If you want to shut down a debate, simply call your opponent a Nazi.
It's quick, easy and requires no thought whatsoever.
Laugh at your opponent without allowing him to speak. Oh, and make a film about your point of view and name it "The Truth."
It's worked well for the global warming bandwagoners - and conservatives can't seem to get out of defensive mode.
"Every time you address the Holocaust, you don't bring somebody in that says it didn't happen. And we're at that stage now. We have Holocaust deniers; we have climate change deniers. And to be honest, I don't think there's a great deal of difference." That was the blunt assessment of Bill McGuire, an earth sciences professor, on ABC's Aug. 30, 2006, 20/20.
But McGuire isn't alone. Al Gore has talked about "global warming deniers." There are journalists who agree, and one of them went so far as to state it publicly.
CBS's Scott Pelley was asked why he refused to include global warming skeptics in his reporting. His response: "If I do an interview with Elie Wiesel, am I required as a journalist to find a Holocaust denier?"
The great thinker and communicator C.S. Lewis described the "purely tactical" defining of words as "attempts to appropriate for one side, and to deny to the other, a potent word." It's difficult to imagine a more potent word than "denier," conjuring up images reserved for those who insist Hitler did not command the brutal murder of more than 6 million Jews during World War II.
The rhetoric on this issue is only beginning. Witness an Oscar nomination for Al Gore's Inconvenient Truth, a United Nations report from the Intergovernmental Panel on Climate Change released February 2, and President Bush's utterance of the words "global climate change" in the State of the Union address.
As Americans try to make sense of it all, the U.S. media - the likes of Pelley - are hardly objective referees.
Journalists know better. They're the ones who supposedly operate under the Society of Professional Journalists code of ethics, which exhorts them to "support the open exchange of views, even views they find repugnant" and to "distinguish between advocacy and news reporting."
But The Washington Post's Business section referred falsely to "global warming denier Exxon Mobil" on Aug. 6, 2006. And CNN's In the Money went over the edge January 27. Its "reporters" laughed hysterically at the mention of oil companies' efforts to address climate change. The network's Christine Romans gushed that "we've really come a long way on this debate" now that conservatives don't "inundate" the network with criticism every time they hear the words "global warming" on television.
Activists have been much stronger in their language. "We should have war crimes trials for these bastards - some sort of climate Nuremberg," wrote David Roberts of the environmentalist Grist Magazine, describing the climate change "denial industry."
This is the world we live in, where some views are laughed out of news coverage and those who doubt weather forecasts a century into the future are linked rhetorically with mass murderers.
Since when did denying evidence of historical events become on par with questioning future political agendas?
From carbon caps to fuel standards, taxes, subsidies and international economics, any policy movement on global warming carries hundreds of billions of ramifications.
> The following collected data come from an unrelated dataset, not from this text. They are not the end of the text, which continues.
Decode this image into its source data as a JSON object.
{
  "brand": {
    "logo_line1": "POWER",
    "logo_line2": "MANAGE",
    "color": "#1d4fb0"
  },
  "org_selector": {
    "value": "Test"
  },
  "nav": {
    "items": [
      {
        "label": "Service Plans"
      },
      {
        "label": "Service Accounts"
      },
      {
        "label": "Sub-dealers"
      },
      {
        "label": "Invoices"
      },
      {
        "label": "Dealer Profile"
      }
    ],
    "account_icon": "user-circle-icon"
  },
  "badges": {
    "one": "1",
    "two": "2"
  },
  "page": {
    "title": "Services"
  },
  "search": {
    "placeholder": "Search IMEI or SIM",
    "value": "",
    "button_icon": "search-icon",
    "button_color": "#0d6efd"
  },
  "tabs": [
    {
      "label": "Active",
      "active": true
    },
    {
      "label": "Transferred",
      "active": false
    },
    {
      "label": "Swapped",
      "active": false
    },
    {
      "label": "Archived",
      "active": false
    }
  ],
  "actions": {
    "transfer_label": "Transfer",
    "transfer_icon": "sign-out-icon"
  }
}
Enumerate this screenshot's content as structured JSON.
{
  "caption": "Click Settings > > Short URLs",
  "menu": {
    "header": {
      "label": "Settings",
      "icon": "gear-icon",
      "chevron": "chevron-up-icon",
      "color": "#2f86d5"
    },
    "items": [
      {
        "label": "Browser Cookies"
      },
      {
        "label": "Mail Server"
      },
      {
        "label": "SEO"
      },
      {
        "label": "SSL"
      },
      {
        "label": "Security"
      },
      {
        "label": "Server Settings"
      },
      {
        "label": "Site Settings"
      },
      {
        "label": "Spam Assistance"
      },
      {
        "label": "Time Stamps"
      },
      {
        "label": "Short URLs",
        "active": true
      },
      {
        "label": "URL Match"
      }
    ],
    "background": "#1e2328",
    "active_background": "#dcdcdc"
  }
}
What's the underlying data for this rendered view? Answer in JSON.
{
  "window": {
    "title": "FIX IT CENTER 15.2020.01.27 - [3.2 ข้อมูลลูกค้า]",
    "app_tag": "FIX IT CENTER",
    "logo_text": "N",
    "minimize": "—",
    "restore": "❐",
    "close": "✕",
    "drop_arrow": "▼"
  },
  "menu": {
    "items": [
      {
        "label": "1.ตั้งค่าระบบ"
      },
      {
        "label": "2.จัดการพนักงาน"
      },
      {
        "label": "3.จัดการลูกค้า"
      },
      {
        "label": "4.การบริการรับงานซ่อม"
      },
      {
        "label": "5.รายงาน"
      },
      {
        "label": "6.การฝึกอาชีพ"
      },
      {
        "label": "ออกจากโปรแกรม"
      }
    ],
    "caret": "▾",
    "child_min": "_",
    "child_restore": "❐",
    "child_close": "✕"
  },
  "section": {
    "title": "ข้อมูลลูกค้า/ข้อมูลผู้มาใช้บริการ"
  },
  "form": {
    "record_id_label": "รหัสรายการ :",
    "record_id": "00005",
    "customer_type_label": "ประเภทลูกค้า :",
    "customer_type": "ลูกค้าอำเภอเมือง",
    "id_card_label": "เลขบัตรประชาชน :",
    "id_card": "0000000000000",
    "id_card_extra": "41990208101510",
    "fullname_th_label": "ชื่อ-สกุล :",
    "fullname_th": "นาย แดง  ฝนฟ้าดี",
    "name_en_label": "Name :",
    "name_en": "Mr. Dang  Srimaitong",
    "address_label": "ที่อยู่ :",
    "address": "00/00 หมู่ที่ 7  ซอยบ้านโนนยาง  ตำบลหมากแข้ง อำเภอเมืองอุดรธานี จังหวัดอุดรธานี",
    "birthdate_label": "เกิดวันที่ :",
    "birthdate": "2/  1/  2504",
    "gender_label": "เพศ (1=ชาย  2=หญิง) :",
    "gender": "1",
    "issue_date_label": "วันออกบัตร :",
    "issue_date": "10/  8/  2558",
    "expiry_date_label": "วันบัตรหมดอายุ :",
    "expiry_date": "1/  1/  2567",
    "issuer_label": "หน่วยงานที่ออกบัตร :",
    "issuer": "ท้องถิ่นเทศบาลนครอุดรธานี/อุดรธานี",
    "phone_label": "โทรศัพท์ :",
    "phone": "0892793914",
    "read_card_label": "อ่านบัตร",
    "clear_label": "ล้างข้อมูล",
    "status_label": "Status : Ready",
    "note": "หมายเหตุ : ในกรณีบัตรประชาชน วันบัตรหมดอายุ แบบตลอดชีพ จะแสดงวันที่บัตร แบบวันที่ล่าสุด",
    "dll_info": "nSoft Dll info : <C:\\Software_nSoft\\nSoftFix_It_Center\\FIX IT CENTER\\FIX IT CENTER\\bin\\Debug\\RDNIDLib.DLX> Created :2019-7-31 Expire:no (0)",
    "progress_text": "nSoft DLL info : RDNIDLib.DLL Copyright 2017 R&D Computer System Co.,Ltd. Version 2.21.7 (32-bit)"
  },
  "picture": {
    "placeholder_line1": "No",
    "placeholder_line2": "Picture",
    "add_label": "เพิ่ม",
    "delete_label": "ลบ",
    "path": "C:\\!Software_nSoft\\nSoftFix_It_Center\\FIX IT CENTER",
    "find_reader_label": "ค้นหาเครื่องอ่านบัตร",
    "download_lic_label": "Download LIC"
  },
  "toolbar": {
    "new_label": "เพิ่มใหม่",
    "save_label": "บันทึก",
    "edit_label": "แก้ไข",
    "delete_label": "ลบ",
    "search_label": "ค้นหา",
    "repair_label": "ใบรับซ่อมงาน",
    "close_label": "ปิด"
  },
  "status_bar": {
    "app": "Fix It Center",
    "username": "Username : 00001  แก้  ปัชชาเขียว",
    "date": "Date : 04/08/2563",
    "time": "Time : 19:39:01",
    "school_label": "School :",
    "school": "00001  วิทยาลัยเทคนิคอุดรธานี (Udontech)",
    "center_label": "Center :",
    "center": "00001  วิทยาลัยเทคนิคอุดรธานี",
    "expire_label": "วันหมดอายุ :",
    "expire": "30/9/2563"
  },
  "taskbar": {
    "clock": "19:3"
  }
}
That's a lot of taxpayers' money. It's about much more than Al Gore's "carbon footprint" (which, incidentally, includes jetting about spreading his alarmism). It's also about low-income Americans who need affordable energy.
The "skeptics" aren't denying the fact that the Earth has warmed a little more than one degree in the last century. They're skeptical about this sweeping agenda, international programs that don't work, and hemorrhaging tax dollars. They're skeptical that forecasters who can't predict tomorrow's weather are somehow certain what will happen 100 or even 10 years from now.
The American people get it. More than half the population doesn't believe human activity is causing global warming, according to a recent Pew study.
Liberal activists have taken that as a call to action - they will now work harder to bully every last one of us into submission. Congress is helping them with hearings and intimidation. The media are helping them with an endless bombardment of propaganda.
Conservatives can't stand by and let this browbeating continue. The global warming warriors can call us names all they want, but we can't let them invade our lives and trash our economy. This isn't about history - our future is at stake.
Comment: Even though this author's views paint everything as a Liberal versus Conservative issue, it is not. The valid points made by the author regarding the alarmism, the labeling of global warming skeptics as holocaust deniers, the complicity of the media in service to the propaganda, these points are all valid and demonstrate the insanity that has replaced reason.
In effect the Global Warming issue is another example of the ponerization of society at large.
I was told years ago by a family friend that environmentalism will be the next big religion. I scoffed at that, thinking that science would make it objective, not like religion. Little did I know that even science can become subjective, selecting what evidence to show and not show, much like Gore's hockey stick graph.